The scene outside the PMC headquarters at the eastern suburb of Bhandup did not betray the fear among the tens of hundreds of depositors who rushed in, on hearing the news of their bank 'going belly up'.

The panic grew despite the fact the RBI has clearly said that its actions against the bank should not be construed as cancellation of its banking licence.

Those who rushed into the branches speak for itself the profile of PMC customers--autorickshaw drivers, small-time businessmen, pensioners and homemakers and the elderly-and all are united in their worries-- the security of their hard- earned money.

Outside the headquarters, this reporter could find an autorickshaw driver anxious about his Rs 10,000 in deposit with the bank; a small-time businessman with an EMI of Rs 60,000 going out from the PMC account, and a homemaker who probably has no other bank account.

As the number of panicked customers began to swell and tempers began to fray, the bank took safety in police protection both for its headquarters as well as at its branches to deal with any untoward incident.

At the headquarters, harried customers were queuing up to withdraw the meager Rs 1,000 allowed by the regulator, but uncertain of tomorrow.

"I withdrew Rs 1,000 from the account. The bank is saying that now I can withdraw money only after six months," said an elderly woman who came out of the headquarters gasping and clutching the two Rs 500 bills in her frail hand.

As soon as she came out, many anxious customers awaiting their turn thronged her.

A septuagenarian waiting for her turn averred that on one hand the government encourages us to put our money in bank accounts but incidents like these shakes our confidence in the banking system.

"Mein aaj hoon, kal ka kya bharosa hai (I am alive today, who knows what will happen to me tomorrow," she said with teary eyes.

Many customers are also worried about their EMIs that are due to be deducted from their accounts with PMC.

"Mere paas Rs 60,000 ka EMI hai jo iss account se kata hain. Agar allow nahi kara toh mera Cibil score kharab ho jayega (I have an EMI of RS 60,000 which get deducted from my PMC account. If it is not deducted, my Cibil score will be spoiled," averred a harried shop-owner.

A shattered small-time businessman, having a shop near the bank's headquarters, said he withdrew money Monday from his current account but is shocked to learn that the bank is not lending any more now.

"This is the time to give bonuses to my employees. I don't know how I am going to pay them now," the upset businessman said.

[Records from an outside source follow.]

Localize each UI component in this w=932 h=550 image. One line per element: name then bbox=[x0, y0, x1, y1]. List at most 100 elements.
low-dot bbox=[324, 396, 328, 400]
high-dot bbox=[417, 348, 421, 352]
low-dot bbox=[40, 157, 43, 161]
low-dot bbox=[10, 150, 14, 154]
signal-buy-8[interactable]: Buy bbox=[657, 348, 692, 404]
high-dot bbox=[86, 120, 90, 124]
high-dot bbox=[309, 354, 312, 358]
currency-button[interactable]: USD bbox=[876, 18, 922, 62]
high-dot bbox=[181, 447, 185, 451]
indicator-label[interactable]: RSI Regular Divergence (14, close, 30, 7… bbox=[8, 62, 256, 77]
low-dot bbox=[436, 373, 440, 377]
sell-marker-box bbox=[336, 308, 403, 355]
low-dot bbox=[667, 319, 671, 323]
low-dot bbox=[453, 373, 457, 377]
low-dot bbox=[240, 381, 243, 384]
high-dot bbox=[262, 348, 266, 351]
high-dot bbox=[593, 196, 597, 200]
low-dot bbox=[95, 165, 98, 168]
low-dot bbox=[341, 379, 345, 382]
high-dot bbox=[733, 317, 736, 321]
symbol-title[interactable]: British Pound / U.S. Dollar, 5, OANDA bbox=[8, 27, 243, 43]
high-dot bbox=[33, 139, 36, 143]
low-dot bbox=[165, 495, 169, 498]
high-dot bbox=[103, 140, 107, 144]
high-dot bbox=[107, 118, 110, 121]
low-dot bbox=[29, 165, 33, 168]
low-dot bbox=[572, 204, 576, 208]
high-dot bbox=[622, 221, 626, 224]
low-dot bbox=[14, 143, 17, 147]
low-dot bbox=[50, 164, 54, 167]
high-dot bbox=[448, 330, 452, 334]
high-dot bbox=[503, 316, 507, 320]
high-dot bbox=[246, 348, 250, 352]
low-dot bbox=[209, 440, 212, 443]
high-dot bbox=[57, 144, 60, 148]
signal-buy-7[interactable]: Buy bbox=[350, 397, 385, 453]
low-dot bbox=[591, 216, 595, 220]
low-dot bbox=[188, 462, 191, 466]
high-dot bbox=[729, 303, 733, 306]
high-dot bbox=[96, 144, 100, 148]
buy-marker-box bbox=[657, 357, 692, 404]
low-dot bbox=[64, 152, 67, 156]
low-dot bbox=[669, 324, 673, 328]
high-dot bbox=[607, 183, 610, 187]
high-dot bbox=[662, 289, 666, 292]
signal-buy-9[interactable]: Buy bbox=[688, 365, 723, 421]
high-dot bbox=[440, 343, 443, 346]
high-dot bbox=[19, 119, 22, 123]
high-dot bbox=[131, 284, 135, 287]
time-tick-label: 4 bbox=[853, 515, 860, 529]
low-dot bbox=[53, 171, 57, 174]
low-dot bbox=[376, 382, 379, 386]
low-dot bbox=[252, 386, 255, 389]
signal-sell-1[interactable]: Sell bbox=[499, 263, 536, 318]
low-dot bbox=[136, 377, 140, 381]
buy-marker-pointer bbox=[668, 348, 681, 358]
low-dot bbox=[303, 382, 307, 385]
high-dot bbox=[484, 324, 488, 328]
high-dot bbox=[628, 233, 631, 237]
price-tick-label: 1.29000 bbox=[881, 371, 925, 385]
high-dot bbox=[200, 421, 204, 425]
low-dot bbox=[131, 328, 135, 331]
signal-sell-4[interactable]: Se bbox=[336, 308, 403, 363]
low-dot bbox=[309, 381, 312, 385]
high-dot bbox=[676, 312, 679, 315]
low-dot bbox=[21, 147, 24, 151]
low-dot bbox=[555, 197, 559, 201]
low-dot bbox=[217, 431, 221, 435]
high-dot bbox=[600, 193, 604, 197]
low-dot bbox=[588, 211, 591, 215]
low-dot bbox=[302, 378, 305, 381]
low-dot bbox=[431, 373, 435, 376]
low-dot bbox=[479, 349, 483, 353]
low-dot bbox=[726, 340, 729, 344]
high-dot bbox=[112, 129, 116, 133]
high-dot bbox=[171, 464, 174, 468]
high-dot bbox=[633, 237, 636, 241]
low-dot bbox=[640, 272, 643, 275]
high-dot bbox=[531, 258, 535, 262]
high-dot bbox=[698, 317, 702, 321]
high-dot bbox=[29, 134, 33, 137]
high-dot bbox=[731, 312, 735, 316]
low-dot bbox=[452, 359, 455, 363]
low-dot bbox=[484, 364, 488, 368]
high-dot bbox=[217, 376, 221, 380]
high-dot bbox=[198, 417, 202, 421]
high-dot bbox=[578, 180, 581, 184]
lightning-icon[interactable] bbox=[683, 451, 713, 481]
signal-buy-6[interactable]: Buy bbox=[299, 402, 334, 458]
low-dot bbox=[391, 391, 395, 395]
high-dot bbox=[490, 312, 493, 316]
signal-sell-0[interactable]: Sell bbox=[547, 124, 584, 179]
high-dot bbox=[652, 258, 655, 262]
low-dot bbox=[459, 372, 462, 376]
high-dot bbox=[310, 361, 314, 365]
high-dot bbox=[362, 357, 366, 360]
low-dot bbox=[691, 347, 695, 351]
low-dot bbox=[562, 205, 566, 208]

With the news spreading like wild fire, it is not difficult for one to locate a PMC branch in the hurly burly of the megapolis.

"Sir, woh bank toh bandh ho gaya. Wahan jaa kar aap kya karenge. (Sir, that bank is closed. What will you do going there)," an onlooker told this reporter, directing me to head northwards towards the PMC branch at Sion, central suburb.

The branch located in the down-market bears the same look as the headquarters but the customers are not allowed to withdraw money here.

"Main branch se saheb aane wale hai 20 minute mein, uske baad aap log paise nikal sakte hai," a bank employee, who was surrounded by customers, said.

Anticipating unruly behavior from harried customers the branch got police deployed.

"Mere 10,000 rupaye bank mein hai. Nahi maloom ab kya hoga mera (I have Rs 10,000 in my account. I don't know what will happen)," an auto-rickshaw driver said.

PMC customers are bracing themselves for a tough time, maybe similar to the one they witnessed during demonetisation.